After finding and interviewing the teenager, police deemed the shooting self-defense and released his mother.
“I sure hate that’s got to be on his conscience for the rest of his life, but he did the same thing anyone else would do for their parent,” Hampton said.
Police have not released details on the shooting and said the findings are being sent to the district attorney’s office.
Hampton still doesn’t know what brought Casey to her door, but she suspects it could have been retaliation for a confrontation she had several months ago with a man who might be Casey’s nephew. With so many unanswered questions and a new fear of being alone, Hampton has decided to leave the Harrisburg home she and her son have shared for seven years.
“I haven’t been able to sleep,” she said. “I’ve got to find a new comfort zone.”
CASEY WAS 25 when he was arrested for the slaying of 28-year-old Carl Reid on Nov. 29, 1991.
Witnesses told police they were driving along Ninth Street when they witnessed an argument between Casey, who was wearing a distinct pair of yellow pants, and Reid on the side of the road. One of the witnesses yelled for them to stop and warned that the police were coming, according to information obtained from the district attorney’s office. Casey then pushed Reid down and struck him in the head and chest with a sharp object before walking away.

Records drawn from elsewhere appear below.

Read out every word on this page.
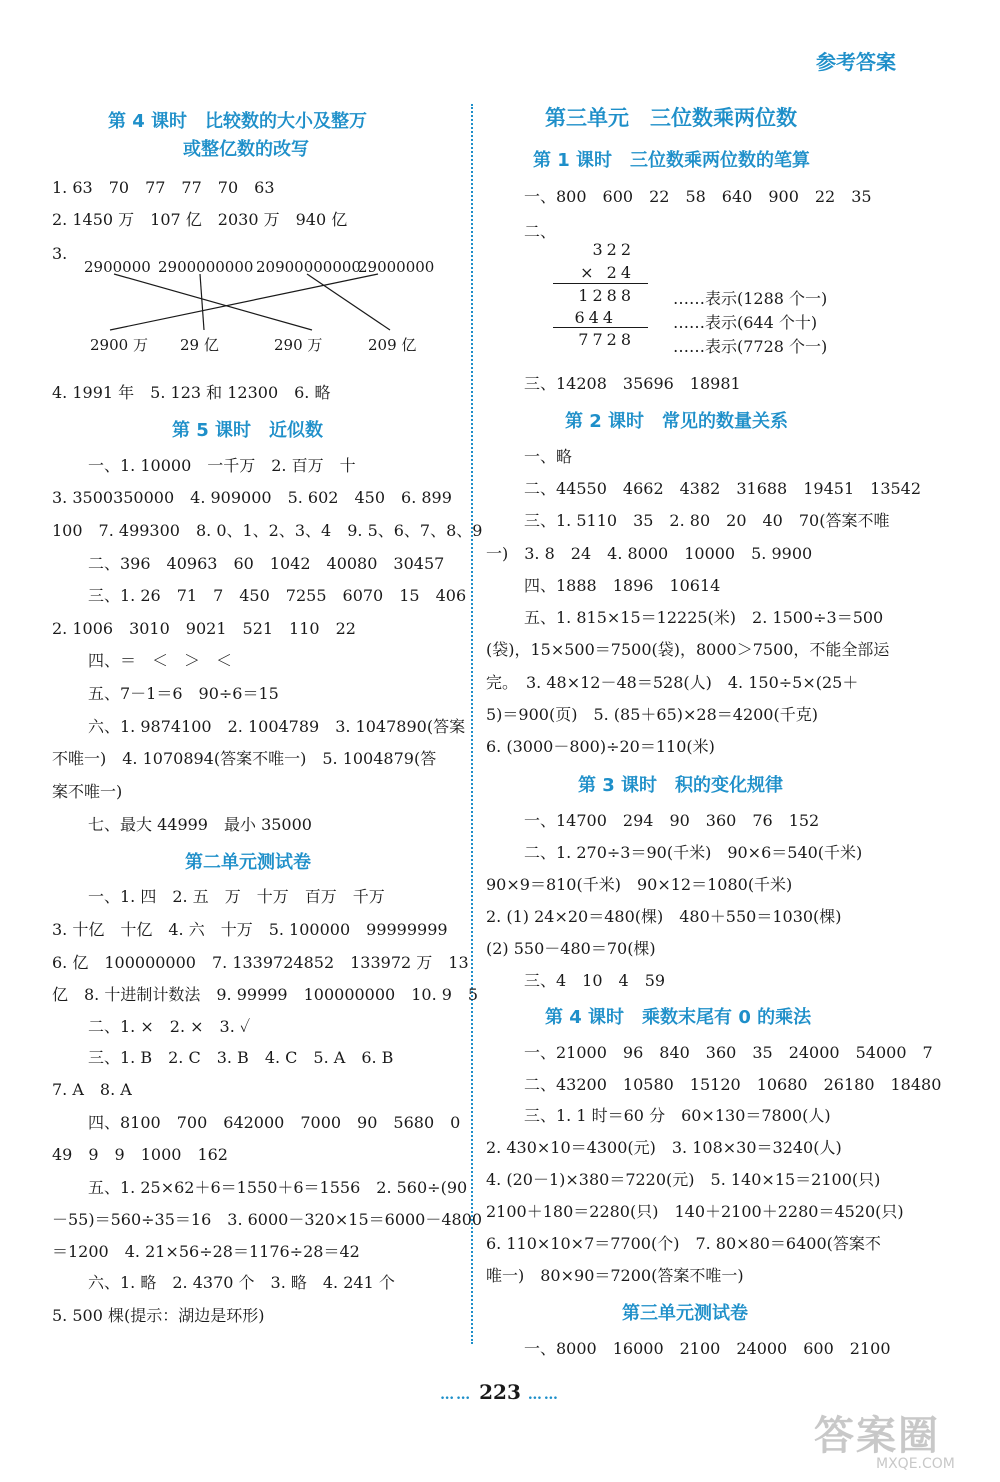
参考答案
第 4 课时　比较数的大小及整万
或整亿数的改写
1. 63　70　77　77　70　63
2. 1450 万　107 亿　2030 万　940 亿
3.
2900000 2900000000 20900000000
29000000
2900 万 29 亿	290 万	209 亿
4. 1991 年　5. 123 和 12300　6. 略
第 5 课时　近似数
一、1. 10000　一千万　2. 百万　十
3. 3500350000　4. 909000　5. 602　450　6. 899
100　7. 499300　8. 0、1、2、3、4　9. 5、6、7、8、9
二、396　40963　60　1042　40080　30457
三、1. 26　71　7　450　7255　6070　15　406
2. 1006　3010　9021　521　110　22
四、＝　＜　＞　＜
五、7－1＝6　90÷6＝15
六、1. 9874100　2. 1004789　3. 1047890(答案
不唯一)　4. 1070894(答案不唯一)　5. 1004879(答
案不唯一)
七、最大 44999　最小 35000
第二单元测试卷
一、1. 四　2. 五　万　十万　百万　千万
3. 十亿　十亿　4. 六　十万　5. 100000　99999999
6. 亿　100000000　7. 1339724852　133972 万　13
亿　8. 十进制计数法　9. 99999　100000000　10. 9　5
二、1. ×　2. ×　3. ✓
三、1. B　2. C　3. B　4. C　5. A　6. B
7. A　8. A
四、8100　700　642000　7000　90　5680　0
49　9　9　1000　162
五、1. 25×62＋6＝1550＋6＝1556　2. 560÷(90
－55)＝560÷35＝16　3. 6000－320×15＝6000－4800
＝1200　4. 21×56÷28＝1176÷28＝42
六、1. 略　2. 4370 个　3. 略　4. 241 个
5. 500 棵(提示：湖边是环形)
第三单元　三位数乘两位数
第 1 课时　三位数乘两位数的笔算
一、800　600　22　58　640　900　22　35
二、
322
× 24
1288
644
7728
……表示(1288 个一)
……表示(644 个十)
……表示(7728 个一)
三、14208　35696　18981
第 2 课时　常见的数量关系
一、略
二、44550　4662　4382　31688　19451　13542
三、1. 5110　35　2. 80　20　40　70(答案不唯
一)　3. 8　24　4. 8000　10000　5. 9900
四、1888　1896　10614
五、1. 815×15＝12225(米)　2. 1500÷3＝500
(袋)，15×500＝7500(袋)，8000＞7500，不能全部运
完。　3. 48×12－48＝528(人)　4. 150÷5×(25＋
5)＝900(页)　5. (85＋65)×28＝4200(千克)
6. (3000－800)÷20＝110(米)
第 3 课时　积的变化规律
一、14700　294　90　360　76　152
二、1. 270÷3＝90(千米)　90×6＝540(千米)
90×9＝810(千米)　90×12＝1080(千米)
2. (1) 24×20＝480(棵)　480＋550＝1030(棵)
(2) 550－480＝70(棵)
三、4　10　4　59
第 4 课时　乘数末尾有 0 的乘法
一、21000　96　840　360　35　24000　54000　7
二、43200　10580　15120　10680　26180　18480
三、1. 1 时＝60 分　60×130＝7800(人)
2. 430×10＝4300(元)　3. 108×30＝3240(人)
4. (20－1)×380＝7220(元)　5. 140×15＝2100(只)
2100＋180＝2280(只)　140＋2100＋2280＝4520(只)
6. 110×10×7＝7700(个)　7. 80×80＝6400(答案不
唯一)　80×90＝7200(答案不唯一)
第三单元测试卷
一、8000　16000　2100　24000　600　2100
…… 223 ……
答案圈
MXQE.COM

When police arrived, witnesses pointed out Casey, who was standing in a crowd of onlookers in the same distinct clothing.
A court-ordered psychiatrist found Casey mentally competent to stand trial despite his lawyer’s claims that he was schizophrenic, mentally retarded and had been receiving Social Security disability since 1986.
During an interview with the psychiatrist, Casey said he had been using drugs since age 9, spent hundreds of dollars daily on cocaine and was once treated for drug-induced psychosis.
A 1986 MENTAL evaluation included in Casey’s file said he was “very irritable and the slightest irritation will make him angry and want to fight people.” It also said Casey heard voices that told him to fight, had near-constant head pain, hallucinations and uncontrollable behavior at times.
In 1993, Casey was found guilty of felony murder and malice murder and sentenced to life.
He made a motion to appeal years later, saying there was no forensic evidence linking him to the slaying, but the motion was denied.
Casey’s 21-year-old son, also named Willie Herbert Casey, was facing murder charges when he hanged himself in his jail cell in 2008.
A 12-year-old who was also facing charges told police he went with Casey to collect a debt from 65-year-old Roosevelt Cowins, but after an argument, Casey shot Cowins several times in the back and chest.